Thanks for the detailed explanation of how your model is set up. It sounds like the bug is in the combination of the template matching logic with the added brightness. Maybe you could add some additional logic in the “add brightness” function or in the template matching function to check for anomalies, so that you get the logical equivalent of a “breakpoint”. The datasets are too big to be able to just print something as every image is handled, so you need a way to narrow in on what is causing the exception. If you can’t see enough in the aftermath of the exception to figure out what is going on, then you need a way to “trigger” earlier.

But looking back at the original exception, 65536 doesn’t make sense as the size of one of the inputs, if the images are (256, 256, 3).

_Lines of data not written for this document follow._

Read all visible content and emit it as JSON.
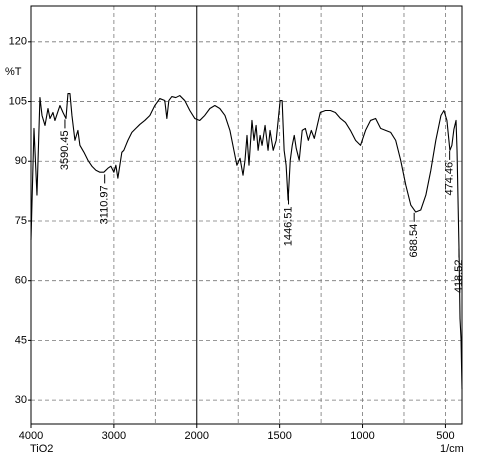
{
  "chart_data": {
    "type": "line",
    "sample": "TiO2",
    "x_unit": "1/cm",
    "y_label": "%T",
    "color": "#000000",
    "xlim": [
      4000,
      400
    ],
    "ylim": [
      24,
      129
    ],
    "x_scale_change": 2000,
    "xticks": [
      4000,
      3000,
      2000,
      1500,
      1000,
      500
    ],
    "x_minor_grid": [
      2500,
      1750,
      1250,
      750
    ],
    "yticks": [
      30,
      45,
      60,
      75,
      90,
      105,
      120
    ],
    "grid": true,
    "x": [
      4000,
      3964,
      3928,
      3892,
      3867,
      3831,
      3795,
      3771,
      3735,
      3711,
      3651,
      3614,
      3578,
      3554,
      3530,
      3506,
      3470,
      3434,
      3410,
      3361,
      3313,
      3265,
      3217,
      3169,
      3121,
      3072,
      3036,
      3000,
      2976,
      2952,
      2928,
      2904,
      2880,
      2831,
      2783,
      2735,
      2687,
      2627,
      2566,
      2506,
      2446,
      2386,
      2361,
      2337,
      2301,
      2253,
      2205,
      2145,
      2084,
      2024,
      1982,
      1952,
      1921,
      1891,
      1861,
      1830,
      1800,
      1776,
      1758,
      1739,
      1721,
      1709,
      1697,
      1685,
      1667,
      1655,
      1642,
      1630,
      1618,
      1606,
      1588,
      1570,
      1558,
      1539,
      1521,
      1509,
      1497,
      1485,
      1473,
      1461,
      1449,
      1436,
      1424,
      1412,
      1400,
      1382,
      1364,
      1345,
      1327,
      1309,
      1291,
      1273,
      1255,
      1224,
      1194,
      1164,
      1133,
      1103,
      1073,
      1042,
      1012,
      982,
      952,
      921,
      891,
      861,
      830,
      800,
      770,
      739,
      709,
      679,
      649,
      618,
      588,
      558,
      527,
      509,
      491,
      473,
      461,
      449,
      436,
      430,
      418,
      412,
      406,
      400
    ],
    "values": [
      70.25,
      98.25,
      81.5,
      106,
      101.5,
      99,
      103.25,
      100.75,
      102.25,
      100.25,
      104,
      102.25,
      100.75,
      107,
      107,
      101.5,
      95.25,
      97.75,
      94,
      92.25,
      90.25,
      88.75,
      87.75,
      87.25,
      87.25,
      88.25,
      88.75,
      87.25,
      89,
      85.75,
      89,
      92.25,
      92.75,
      95.25,
      97.25,
      98.25,
      99.25,
      100.25,
      101.5,
      104,
      105.75,
      105.25,
      100.75,
      105.25,
      106.25,
      106,
      106.5,
      105.25,
      102.75,
      100.75,
      100.25,
      101.5,
      103.25,
      104,
      103.25,
      101.5,
      97.75,
      92.75,
      89,
      90.75,
      86.5,
      90.25,
      96.5,
      89,
      100.25,
      95.25,
      99,
      92.75,
      96.5,
      94,
      99,
      92.75,
      97.75,
      92.75,
      95.25,
      100.25,
      105.25,
      105.25,
      92.75,
      89,
      80.25,
      90.25,
      94,
      96.5,
      93.25,
      90.25,
      97.75,
      98.25,
      95.25,
      97.75,
      95.75,
      99,
      102.25,
      102.75,
      102.75,
      102.25,
      100.75,
      99.75,
      97.75,
      95.25,
      94,
      97.75,
      100.25,
      100.75,
      98.25,
      97.75,
      97.25,
      95.25,
      90.25,
      84,
      79,
      77.25,
      77.75,
      81.5,
      87.75,
      95.25,
      101.5,
      102.75,
      100.25,
      92.75,
      94,
      98,
      100.25,
      92.75,
      67.75,
      50.5,
      45.5,
      32.75
    ],
    "peaks": [
      3590.45,
      3110.97,
      1446.51,
      688.54,
      474.46,
      418.52
    ]
  }
}
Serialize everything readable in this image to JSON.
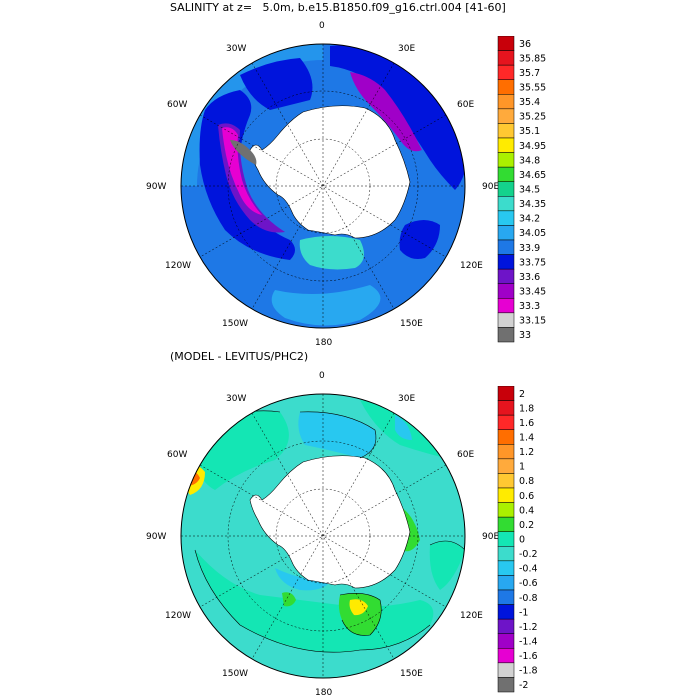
{
  "top_panel": {
    "title": "SALINITY at z=   5.0m, b.e15.B1850.f09_g16.ctrl.004 [41-60]",
    "lon_labels": {
      "n": "0",
      "n_e": "30E",
      "e_n": "60E",
      "e": "90E",
      "e_s": "120E",
      "s_e": "150E",
      "s": "180",
      "s_w": "150W",
      "w_s": "120W",
      "w": "90W",
      "w_n": "60W",
      "n_w": "30W"
    },
    "colorbar": {
      "labels": [
        "36",
        "35.85",
        "35.7",
        "35.55",
        "35.4",
        "35.25",
        "35.1",
        "34.95",
        "34.8",
        "34.65",
        "34.5",
        "34.35",
        "34.2",
        "34.05",
        "33.9",
        "33.75",
        "33.6",
        "33.45",
        "33.3",
        "33.15",
        "33"
      ],
      "colors": [
        "#c8000a",
        "#e6141e",
        "#ff2828",
        "#ff6e00",
        "#ff9628",
        "#ffaa3c",
        "#ffc832",
        "#ffeb00",
        "#aaf000",
        "#32dc32",
        "#14d28c",
        "#3cdccc",
        "#28c8f0",
        "#28a8f0",
        "#1e78e6",
        "#0014dc",
        "#6e14c8",
        "#a000c8",
        "#e600d2",
        "#d2d2d2",
        "#707070"
      ]
    }
  },
  "bottom_panel": {
    "title": "(MODEL - LEVITUS/PHC2)",
    "lon_labels": {
      "n": "0",
      "n_e": "30E",
      "e_n": "60E",
      "e": "90E",
      "e_s": "120E",
      "s_e": "150E",
      "s": "180",
      "s_w": "150W",
      "w_s": "120W",
      "w": "90W",
      "w_n": "60W",
      "n_w": "30W"
    },
    "colorbar": {
      "labels": [
        "2",
        "1.8",
        "1.6",
        "1.4",
        "1.2",
        "1",
        "0.8",
        "0.6",
        "0.4",
        "0.2",
        "0",
        "-0.2",
        "-0.4",
        "-0.6",
        "-0.8",
        "-1",
        "-1.2",
        "-1.4",
        "-1.6",
        "-1.8",
        "-2"
      ],
      "colors": [
        "#c8000a",
        "#e6141e",
        "#ff2828",
        "#ff6e00",
        "#ff9628",
        "#ffaa3c",
        "#ffc832",
        "#ffeb00",
        "#aaf000",
        "#32dc32",
        "#14e6b4",
        "#3cdccc",
        "#28c8f0",
        "#28a8f0",
        "#1e78e6",
        "#0014dc",
        "#6e14c8",
        "#a000c8",
        "#e600d2",
        "#d2d2d2",
        "#707070"
      ]
    }
  }
}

We have 256^2 = 65536, right? Also what does your code look like for specifying the target shape on the reshape? Is it based on aspects of the input? What would have to be wrong with the input for the resultant value to be 3?

The “meta” point here being that debugging always has to start by reasoning about the evidence you can see. If that’s not enough, then you need instrumentation to peel the next layer of the onion to see more deeply.

Thanks for the suggestions @paulinpaloalto !
It turns out that ultimately the error has something to do with the concatenate operation that I’m using to bunch together the two dataset objects. I’ll update this thread once I figure out exactly what is the source of the error.
Thanks for your time.